Pink, frothy phlegm is a different situation entirely. This is a recognized symptom of pulmonary edema, a condition where fluid is pushed into the air sacs of the lungs. It’s most commonly caused by heart failure: when the left side of the heart can’t pump blood efficiently, pressure builds and forces fluid through blood vessel walls into the lungs. Pink frothy sputum, especially when accompanied by severe shortness of breath, is a medical emergency.

Any persistent blood in your phlegm lasting more than a week, or blood appearing in amounts larger than a few teaspoons, warrants prompt medical evaluation. The same applies if blood in your phlegm comes with fever, chest pain, night sweats, rapid weight loss, or dizziness.

Brown or Rust-Colored Phlegm

Brown or rust-colored phlegm often contains old blood that has oxidized, giving it a darker hue instead of bright red. One of the classic associations is bacterial pneumonia, which can produce thick, blood-tinged or yellowish-greenish sputum with pus. The most common bacterial cause of pneumonia in the United States is Streptococcus pneumoniae.

Brown phlegm also shows up in smokers. Tar and particulate matter from cigarette smoke get trapped in mucus, darkening its color over time. If you’re a long-term smoker coughing up brown phlegm regularly, it reflects the ongoing damage smoke is doing to your airways. Environmental exposures like heavy air pollution or certain occupational dust can have a similar effect.

Black or Grey Phlegm

Black phlegm is uncommon and almost always tied to something you’ve inhaled. Heavy smokers may cough up very dark mucus because smoke pollutants get trapped in the phlegm while also damaging the tiny hair-like structures (cilia) that normally sweep mucus out of the lungs. With damaged cilia, phlegm sits longer in the airways and accumulates more debris.

Coal miners and workers exposed to heavy industrial dust can develop a condition called pneumoconiosis, where prolonged inhalation of fine particles darkens the lung tissue and the mucus it produces. Certain fungal infections, including histoplasmosis, blastomycosis, and Valley fever, can also cause very dark or black phlegm. These infections can cause bleeding in the airways, and the blood darkens the mucus as it breaks down. People with weakened immune systems are at higher risk, though these fungal infections have become more widespread geographically due to changing climate patterns.

Thickness Matters Too

Color gets most of the attention, but the consistency of your phlegm carries useful information as well. Thin, watery mucus generally points to allergies or the early stage of a viral infection.
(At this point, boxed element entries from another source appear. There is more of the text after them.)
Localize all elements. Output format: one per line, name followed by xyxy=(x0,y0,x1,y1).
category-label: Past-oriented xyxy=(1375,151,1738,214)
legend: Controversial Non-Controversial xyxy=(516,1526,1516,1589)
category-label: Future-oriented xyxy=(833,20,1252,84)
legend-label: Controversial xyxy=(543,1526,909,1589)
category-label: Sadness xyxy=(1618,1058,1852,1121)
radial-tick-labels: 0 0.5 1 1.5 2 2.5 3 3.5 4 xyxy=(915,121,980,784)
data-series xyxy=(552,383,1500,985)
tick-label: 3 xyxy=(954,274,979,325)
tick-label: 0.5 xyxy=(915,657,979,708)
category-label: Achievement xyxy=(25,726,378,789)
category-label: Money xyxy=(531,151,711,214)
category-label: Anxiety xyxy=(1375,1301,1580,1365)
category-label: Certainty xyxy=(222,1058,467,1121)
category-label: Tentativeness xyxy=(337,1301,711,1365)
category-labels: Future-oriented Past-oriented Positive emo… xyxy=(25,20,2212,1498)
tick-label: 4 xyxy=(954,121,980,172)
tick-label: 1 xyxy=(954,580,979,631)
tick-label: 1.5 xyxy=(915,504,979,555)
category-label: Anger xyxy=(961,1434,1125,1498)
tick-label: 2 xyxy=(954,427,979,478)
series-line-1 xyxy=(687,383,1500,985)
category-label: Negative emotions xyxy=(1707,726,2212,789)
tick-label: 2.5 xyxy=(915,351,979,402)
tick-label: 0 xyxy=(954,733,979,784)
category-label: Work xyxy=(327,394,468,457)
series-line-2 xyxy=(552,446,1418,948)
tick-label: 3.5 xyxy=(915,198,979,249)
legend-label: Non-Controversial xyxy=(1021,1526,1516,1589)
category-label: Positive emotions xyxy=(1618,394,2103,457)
As your immune response intensifies, mucus thickens because it’s being packed with immune cells and the proteins they produce. Dehydration also thickens mucus independently of infection, which is one reason staying well-hydrated during a cold helps keep your airways more comfortable and easier to clear.

Extremely thick, sticky phlegm that’s difficult to cough up can indicate a more entrenched infection or, in chronic cases, conditions like chronic bronchitis or cystic fibrosis. If your phlegm has been persistently thick and discolored for more than 10 days with no improvement, that’s a more meaningful signal of a possible bacterial infection than color alone.